Common drug restores youthful function to clean up aging brains

A drug commonly used to induce labor in pregnant women has been found to reactivate small waste-clearing pumps in the brains of elderly mice, potentially offering a new approach to combating Alzheimer's, Parkinson's, and general cognitive decline. Normally, our brains accumulate excess proteins from the energy-intensive activities between neurons, which need to be cleared out to maintain proper brain function. When this waste removal process falters, it can lead to the formation of beta-amyloid and tau protein tangles, characteristic of Alzheimer's, or the buildup of alpha-synuclein associated with Parkinson's. In 2012, Danish neuroscientist Maiken Nedergaard discovered a system that uses cerebrospinal fluid (CSF) to clear waste from the brain, naming it the glymphatic system. Recently, Nedergaard and her team explored the system further, focusing on lymph vessels known as lymphangions. These small pumps in the neck help move waste-laden CSF from the brain into the lymphatic system, where it eventually reaches the kidneys for processing. Through advanced particle tracking in mouse models, the researchers observed that as the mice aged, the activity of these pumps diminished, resulting in 63% less waste being cleared from the brains of older mice compared to younger ones, which could contribute to cognitive decline.
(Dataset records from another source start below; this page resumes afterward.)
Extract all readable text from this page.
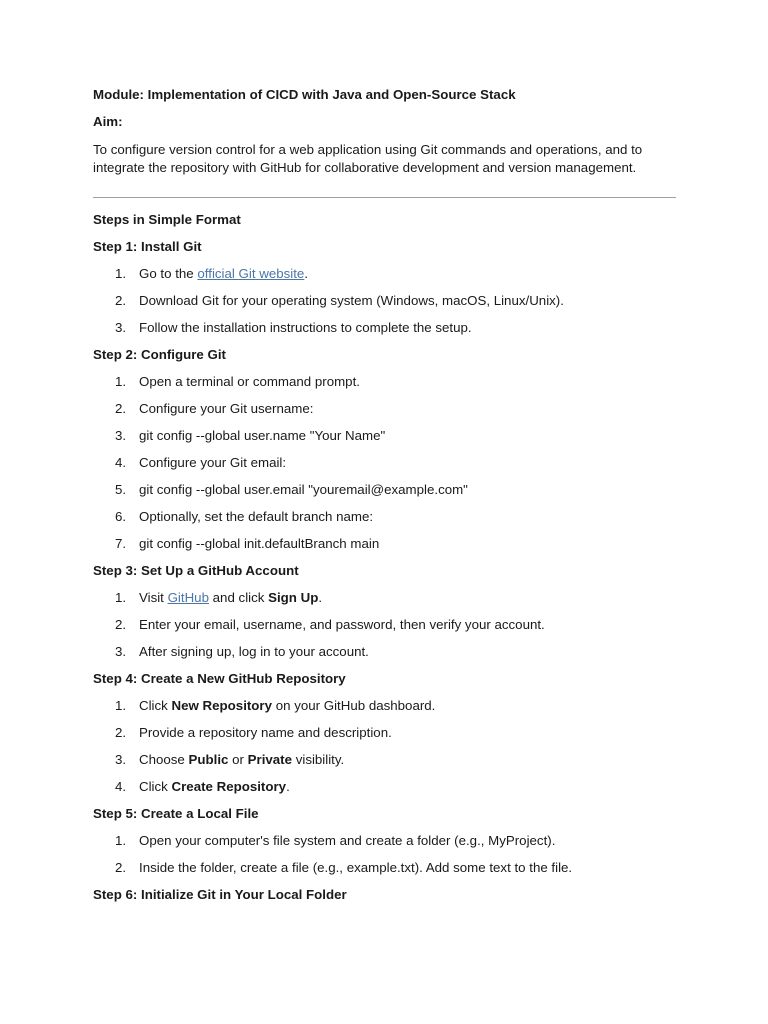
Module: Implementation of CICD with Java and Open-Source Stack

Aim:

To configure version control for a web application using Git commands and operations, and to integrate the repository with GitHub for collaborative development and version management.

Steps in Simple Format

Step 1: Install Git

1. Go to the official Git website.
2. Download Git for your operating system (Windows, macOS, Linux/Unix).
3. Follow the installation instructions to complete the setup.

Step 2: Configure Git

1. Open a terminal or command prompt.
2. Configure your Git username:
3. git config --global user.name "Your Name"
4. Configure your Git email:
5. git config --global user.email "youremail@example.com"
6. Optionally, set the default branch name:
7. git config --global init.defaultBranch main

Step 3: Set Up a GitHub Account

1. Visit GitHub and click Sign Up.
2. Enter your email, username, and password, then verify your account.
3. After signing up, log in to your account.

Step 4: Create a New GitHub Repository

1. Click New Repository on your GitHub dashboard.
2. Provide a repository name and description.
3. Choose Public or Private visibility.
4. Click Create Repository.

Step 5: Create a Local File

1. Open your computer's file system and create a folder (e.g., MyProject).
2. Inside the folder, create a file (e.g., example.txt). Add some text to the file.

Step 6: Initialize Git in Your Local Folder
Curious whether the pumps could be reactivated, Nedergaard noted that lymphangions are lined with smooth muscle cells, leading the team to test prostaglandin F2α—a drug that targets these cells and is widely used to induce labor. When administered topically to older mice, the drug successfully restored the pumps' activity, bringing waste clearance back to levels seen in younger mice. If these results translate to humans, this discovery could pave the way for new treatments to combat cognitive impairment and neurodegenerative diseases. “These vessels are conveniently located near the surface of the skin, we know they are important, and we now know how to accelerate function,” said study co-author Douglas Kelley, from the University of Rochester's Hajim School of Engineering and Applied Sciences. “One can see how this approach, perhaps combined with other interventions, could be the basis for future therapies for these diseases.”